Netflix has extremely high hopes for their upcoming WWII drama series, All the Light We Cannot See. How do we know? Well, for one thing, they’re putting out a trailer seven months before it actually debuts. For another, the casting and weighty material pegs it as a must-see prestige event series at year’s end.
Surprisingly, the series comes from Shawn Levy, who I guess has earned this for his work on Stranger Things, not to mention his blockbuster stuff such as Free Guy and the upcoming Deadpool 3.
All the Light We Cannot See stars Mark Ruffalo, Aria Mia Loberti, Hugh Laurie, and Louis Hoffman, telling the story of two teens, a blind French girl fleeing the Nazis with her father, and a German boy forced to become a Nazi spy.

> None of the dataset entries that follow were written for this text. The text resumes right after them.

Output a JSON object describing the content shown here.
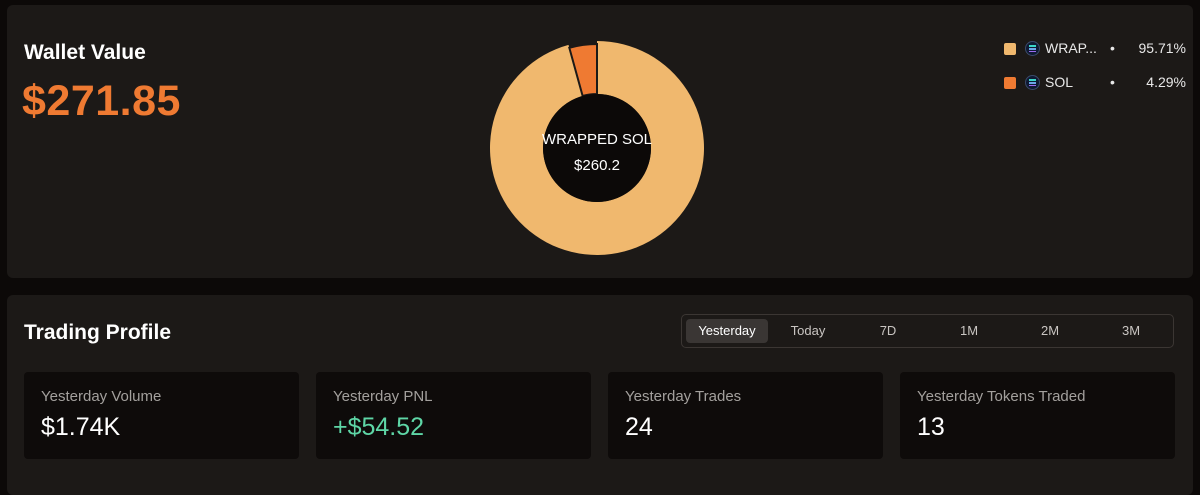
{
  "wallet": {
    "title": "Wallet Value",
    "value": "$271.85",
    "chart_center": {
      "name": "WRAPPED SOL",
      "value": "$260.2"
    },
    "legend": [
      {
        "name": "WRAP...",
        "percent": "95.71%",
        "color": "#f0b86e",
        "icon": "solana-token-icon"
      },
      {
        "name": "SOL",
        "percent": "4.29%",
        "color": "#ef7a32",
        "icon": "solana-token-icon"
      }
    ]
  },
  "chart_data": {
    "type": "pie",
    "categories": [
      "WRAPPED SOL",
      "SOL"
    ],
    "values": [
      95.71,
      4.29
    ],
    "colors": [
      "#f0b86e",
      "#ef7a32"
    ],
    "donut": true,
    "highlighted": "SOL",
    "center_label": "WRAPPED SOL",
    "center_value": "$260.2",
    "legend_position": "top-right"
  },
  "trading": {
    "title": "Trading Profile",
    "tabs": [
      "Yesterday",
      "Today",
      "7D",
      "1M",
      "2M",
      "3M"
    ],
    "active_tab": "Yesterday",
    "stats": [
      {
        "label": "Yesterday Volume",
        "value": "$1.74K"
      },
      {
        "label": "Yesterday PNL",
        "value": "+$54.52"
      },
      {
        "label": "Yesterday Trades",
        "value": "24"
      },
      {
        "label": "Yesterday Tokens Traded",
        "value": "13"
      }
    ]
  }
}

The series is based on Anthony Doerr’s Pulitzer Prize-winning novel. Levy developed the four-part drama alongside Steven Knight.
All the Light We Cannot See hits Netflix on November 2nd.

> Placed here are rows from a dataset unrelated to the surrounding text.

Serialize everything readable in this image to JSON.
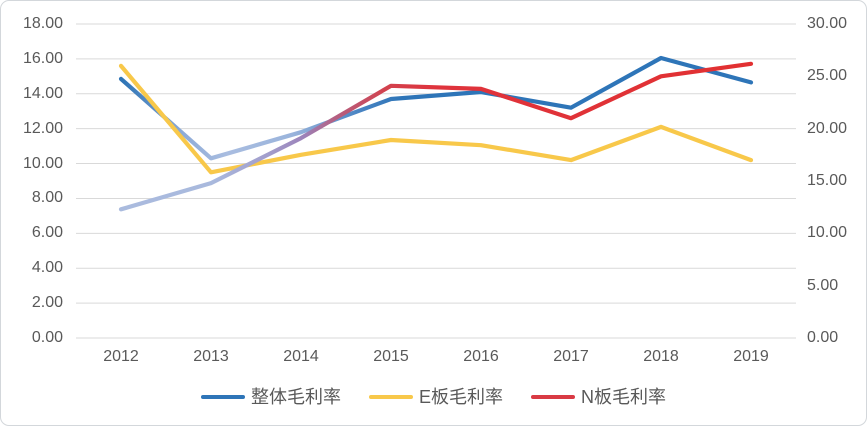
{
  "chart_data": {
    "type": "line",
    "title": "",
    "categories": [
      "2012",
      "2013",
      "2014",
      "2015",
      "2016",
      "2017",
      "2018",
      "2019"
    ],
    "series": [
      {
        "name": "整体毛利率",
        "axis": "left",
        "color": "#2E75B8",
        "fade_color": "#A9BDE0",
        "values": [
          14.85,
          10.3,
          11.8,
          13.7,
          14.1,
          13.2,
          16.05,
          14.65
        ]
      },
      {
        "name": "E板毛利率",
        "axis": "left",
        "color": "#F8C84A",
        "values": [
          15.6,
          9.5,
          10.5,
          11.35,
          11.05,
          10.2,
          12.1,
          10.2
        ]
      },
      {
        "name": "N板毛利率",
        "axis": "right",
        "color": "#E23030",
        "fade_color": "#AABCDF",
        "values": [
          12.3,
          14.8,
          19.1,
          24.1,
          23.8,
          21.0,
          25.0,
          26.2
        ]
      }
    ],
    "left_axis": {
      "min": 0,
      "max": 18,
      "ticks": [
        "18.00",
        "16.00",
        "14.00",
        "12.00",
        "10.00",
        "8.00",
        "6.00",
        "4.00",
        "2.00",
        "0.00"
      ]
    },
    "right_axis": {
      "min": 0,
      "max": 30,
      "ticks": [
        "30.00",
        "25.00",
        "20.00",
        "15.00",
        "10.00",
        "5.00",
        "0.00"
      ]
    },
    "grid": true,
    "legend_position": "bottom",
    "gridline_color": "#D9D9D9",
    "tick_color": "#595959"
  }
}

Based on the Pulitzer Prize-winning novel, All The Light We Cannot See is a groundbreaking limited series that follows the story of Marie-Laure, a blind French girl and her father, Daniel LeBlanc, who flee German-occupied Paris with a legendary diamond to keep it from falling into the hands of the Nazis. Relentlessly pursued by a cruel Gestapo officer who seeks to possess the stone for his own selfish means, Marie-Laure and Daniel soon find refuge in St. Malo, where they take up residence with a reclusive uncle who transmits clandestine radio broadcasts as part of the resistance. Yet here in this once-idyllic seaside city, Marie-Laure’s path also collides inexorably with the unlikeliest of kindred spirits: Werner, a brilliant teenager enlisted by Hitler’s regime to track down illegal broadcasts, who instead shares a secret connection to Marie-Laure as well as her faith in humanity and the possibility of hope.
Deftly interweaving the lives of Marie-Laure and Werner over the course of a decade, All The Light We Cannot See tells a story of the extraordinary power of human connection — a beacon of light that can lead us through even the darkest of times.